The White House's budget proposal for the 2006 fiscal year proposes the elimination of 48 Department of Education programs, including Upward Bound, which has had a chapter at Bowdoin for 40 years. The Orient reported last week on speculation that the program would be cut in the budget, which was released Monday.
Upward Bound is one of the federally-funded TRIO programs established in the 1960s and aimed at helping low-income students and those who would be the first in their family to attend college.
Another program slated to be cut is Perkins Loan program, which provides low interest loans to students.
"We've been able to fund a fair percentage of our aid recipients with that program," said Dean of Admissions and Financial Aid Jim Miller. According to Miller, the reduction or elimination of Perkins Loans "could create some problems for us to offer students the best loan opportunities." Forty to 45 percent of Bowdoin students receive financial aid.
The Education cuts are part of an overall "lean budget" proposal released Monday. According to the Associated Press, 150 programs will be cut or eliminated under the $2.5 trillion budget.
"It's a budget that sets priorities. It's a budget that reduces and eliminates redundancy," President Bush told the AP.
Overall, the Education budget has been decreased by 1 percent from 2005, to $56 billion. The funds from programs such as Upward Bound, which was budgeted at $279.7 million last year, would be redirected to the High School Intervention Initiative, part of a $1.5 billion extension of the No Child Left Behind program to high schools. The new budget would also increase funding for Pell Grants, a federal financial aid program.
Upward Bound is one of five Education programs which received an Ineffective rating under the Bush Administration's Program Assessment Rating Tool (35 out of 56 programs received a Results Not Demonstrated Rating).
"Upward Bound received an Ineffective PART rating due to a lack of data on key performance measures and evaluation results that found the program has limited overall impact because services are not sufficiently well targeted to higher-risk students," reads the section of the budget summary, available online at www.ed.gov, proposing the cut. "The proposed new High School Intervention initiative would provide a more comprehensive approach to improving high school education and increasing student achievement, especially the achievement of those most at-risk of educational failure and dropping out."
According to Ginny Fowles, academic counselor and coordinator of program services for Bowdoin Upward Bound, the Administration's case against Upward Bound rests on the Mathematika Study, which people within the TRIO programs, a group of education programs aimed at low-income students, "know to be flawed."
"We've known since the beginning of the first term that Bush was not a supporter of Upward Bound," Fowles said.
"TRIO programs have had bipartisan support, historically," she said. "Generally both sides of the aisle see the value in what we do." Though Upward Bound has survived funding challenges in the past, Fowles points out that in the current situation "everybody on the list of 150 programs is facing the same kind of battle" and it may be harder to receive attention.

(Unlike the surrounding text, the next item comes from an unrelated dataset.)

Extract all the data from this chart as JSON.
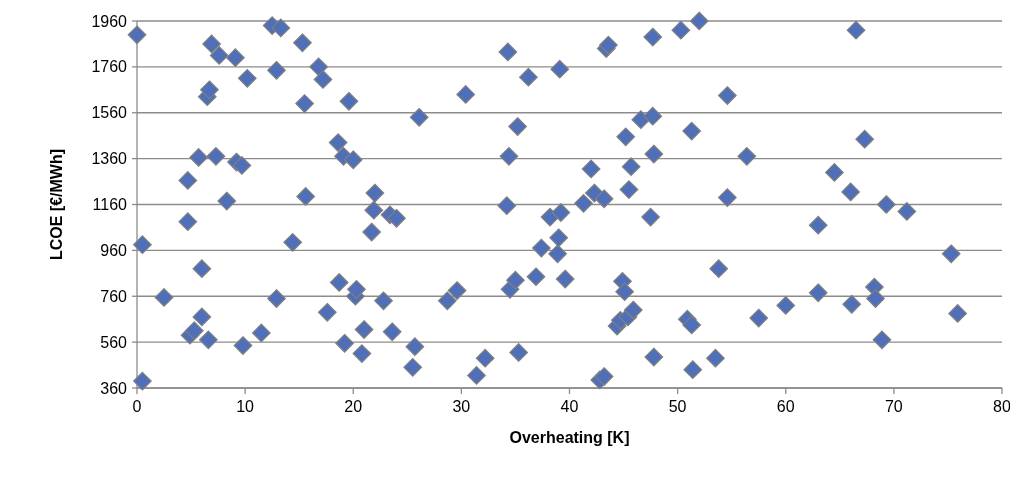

"Every government program was created with good intention?but not all are matching good intentions with good results," said Bush in a speech on the economy Tuesday at the COBO Conference and Economic Center in Detroit. "My 2006 budget eliminates, or substantially reduces, more than 150 federal programs that are not succeeding, that are duplicating existing efforts, or that are not fulfilling an essential priority."
One example is the Even Start program for building literacy in low-income families. "We're all for that," Bush said. "The problem is, is that after three separate evaluations it has become abundantly clear that the program is not succeeding."
Like Upward Bound, Even Start received an Ineffective PART rating and is slated to be cut.
The Council for Opportunity and Education, which will spearhead a nationwide effort against the TRIO cuts, holds an annual policy seminar every March in Washington, D.C. "This year's policy seminar will be crucial?a major part of the advocacy effort in response to this," said Fowles.
President Barry Mills said that Upward Bound "has had a dramatic effect in the state of Maine." He said that the budget cuts will place more financial burden on the family and state budgets.
"All of these cuts are in the wrong direction generally," Mills said. "We're trying to create opportunity for students to gain access to greater opportunity."
Fowles called the cuts "counter to what the state needs most for economic development." 82.8 percent of Maine's Upward Bound graduates enroll in college. Maine's budget for Upward Bound last year was $2,153,201.
There is likely to be a lengthy process on Capitol Hill before the budget passes.
"These things undergo a tremendous amount of scrutiny and revision," said Miller.
According to Miller, those in higher education will be keeping an eye on the Perkins Loans and the reauthorization of the Higher Education Act of 1965.